Avery smiled at that. “Who knows? Maybe you’re right,” she said opaquely.
“I’ll take a maybe for now.” Watt paused on the sidewalk, not wanting this to end. “In the meantime, can I buy you a coffee to thank you for helping me with my first tux?”
“There’s a place down the street that has awesome hemp milk chai. And hot coffee,” she added, catching his expression, “if you don’t like hemp milk.”
“Who wouldn’t like hemp milk?” Watt said in mock seriousness.
As he followed Avery to the coffee shop, Watt’s mind was racing, thinking over everything she had said—and everything he hadn’t.
Avery was right. She deserved more than the way he’d been treating her, pretending to be something he wasn’t, trying to tell her exactly the right thing. He wasn’t just trying to sleep with her—well, he amended, he wasn’t only trying to sleep with her—so why was he acting like it? What he really wanted was to pursue Avery. For real.
And so Watt made a decision he’d never made before. He would stop using Nadia when he and Avery were together.
See you later, Nadia, he thought, then sent the command that would power her all the way down. Quant off.
He felt the sudden emptiness like a sound, or rather a lack of sound, like the silence that echoed after a summer storm. He hadn’t turned her off since the day she was installed in his head.
“Here it is,” Avery said, pushing open the door and looking back over her shoulder at Watt. Her eyes were so startlingly blue it almost took his breath away. “I hope you’re ready for the best coffee you’ve ever tasted.”
“Oh, I’m ready,” Watt said, and followed her inside.
SATURDAY AFTERNOON, RYLIN stood outside the 50th floor entrance to Lift Maintenance, steeling herself. She could do this, she told herself. She had no other choice.
Pasting a smile on her face, she walked in the metal double doors and winked at the craggy old security guard behind the flexiglass sign-in counter. He grunted, barely looking up as she sailed past, recognizing her from all the times she’d been here with Hiral. Technically only lifties were allowed past this point, but Rylin had seen plenty of their significant others in the locker room before, delivering forgotten items or cleaning out dirty laundry.
The locker room was musty, and smelled like stale sweat and grease.
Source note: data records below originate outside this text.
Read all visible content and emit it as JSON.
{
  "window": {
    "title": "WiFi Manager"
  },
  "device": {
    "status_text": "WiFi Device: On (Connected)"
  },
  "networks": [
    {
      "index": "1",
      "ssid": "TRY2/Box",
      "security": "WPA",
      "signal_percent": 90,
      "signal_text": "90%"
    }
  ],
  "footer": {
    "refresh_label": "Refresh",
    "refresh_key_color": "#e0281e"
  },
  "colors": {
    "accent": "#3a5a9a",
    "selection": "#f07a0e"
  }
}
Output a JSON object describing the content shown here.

Rylin walked confidently to the far side, past two guys in the corner who were stripped to the waist, playing some game on their tablets to kill time. They were the skeleton weekend crew, on call in case of emergencies. Moving quickly, she punched in the passcode to Hiral’s locker and swung the door open.
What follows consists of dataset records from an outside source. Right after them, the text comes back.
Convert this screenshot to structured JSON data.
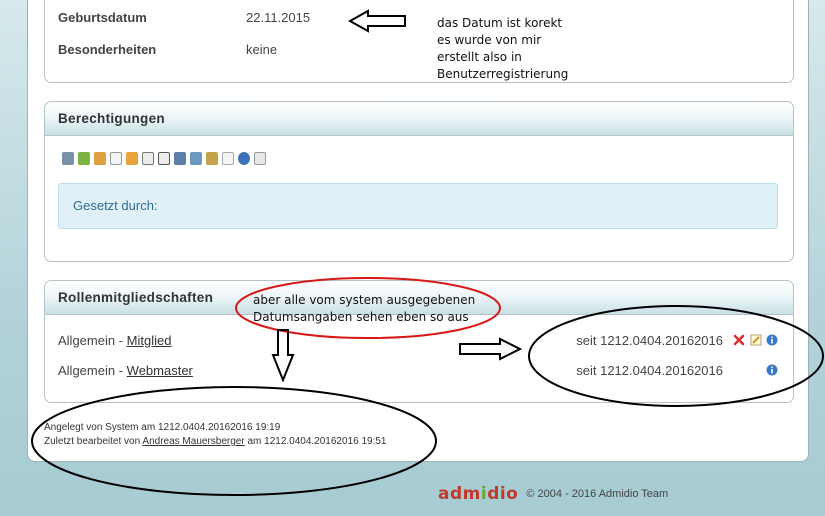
{
  "profile": {
    "birthdate_label": "Geburtsdatum",
    "birthdate_value": "22.11.2015",
    "special_label": "Besonderheiten",
    "special_value": "keine"
  },
  "permissions": {
    "title": "Berechtigungen",
    "set_by": "Gesetzt durch:"
  },
  "roles": {
    "title": "Rollenmitgliedschaften",
    "items": [
      {
        "category": "Allgemein",
        "separator": " - ",
        "role": "Mitglied",
        "since": "seit 1212.0404.20162016"
      },
      {
        "category": "Allgemein",
        "separator": " - ",
        "role": "Webmaster",
        "since": "seit 1212.0404.20162016"
      }
    ]
  },
  "meta": {
    "created_text": "Angelegt von System am 1212.0404.20162016 19:19",
    "edited_prefix": "Zuletzt bearbeitet von ",
    "edited_user": "Andreas Mauersberger",
    "edited_suffix": " am 1212.0404.20162016 19:51"
  },
  "footer": {
    "logo_main": "adm",
    "logo_accent": "i",
    "logo_rest": "dio",
    "copyright": "© 2004 - 2016  Admidio Team"
  },
  "annotations": {
    "note1_lines": [
      "das Datum ist korekt",
      "es wurde von mir",
      "erstellt also in",
      "Benutzerregistrierung"
    ],
    "note2_lines": [
      "aber alle vom system ausgegebenen",
      "Datumsangaben sehen eben so aus"
    ]
  },
  "colors": {
    "ellipse_red": "#d81818",
    "ellipse_black": "#000000",
    "info_blue": "#3a78c8",
    "delete_red": "#e03030"
  }
}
Hiral was a climber, one of the guys who actually hung from a wire in midair while the rest of the crew manned the operation from the tunnel above—a job that took courage, or maybe just blind hubris. Because of that, he had a full-length locker, in a prime location near the exit door. She pushed aside his dark gray swing suit, made of a thin but nearly impenetrable carbon-composite fiber, and his heavy-duty ecramold helmet, which supposedly could prevent brain damage from a fall of up to two hundred stories. Not often useful, given that most repairs were needed in the upper floors, where altitude and cable strain led to lift closures.
Under Hiral’s climbing boots and magnetic grip gloves, Rylin found what she was looking for: the tiny ID chip that snapped into place on his helmet.
“You shouldn’t be in here.”
She whirled around, shoving the ID chip the only place she could think of—in the crevice of her bra. “I’m sorry,” she said to the young man who stood before her, his burly arms crossed. “I’m getting some things for Hiral Karadjan.”
“The kid who got picked up for drugs?” he growled.
Kid? This guy couldn’t be more than a few years older than Hiral. But she just nodded as she said, “Yeah. I’m his girlfriend.”
“I’ve seen her here before,” the other guy called out from the corner. “Leave her alone, Nuru.”
But Nuru stood there watching as Rylin grabbed the first thing she could think of—Hiral’s high-pitched silent whistle, as if that mattered at all to him in prison—and slammed the locker shut. “Sorry. I’ll be going,” she mumbled.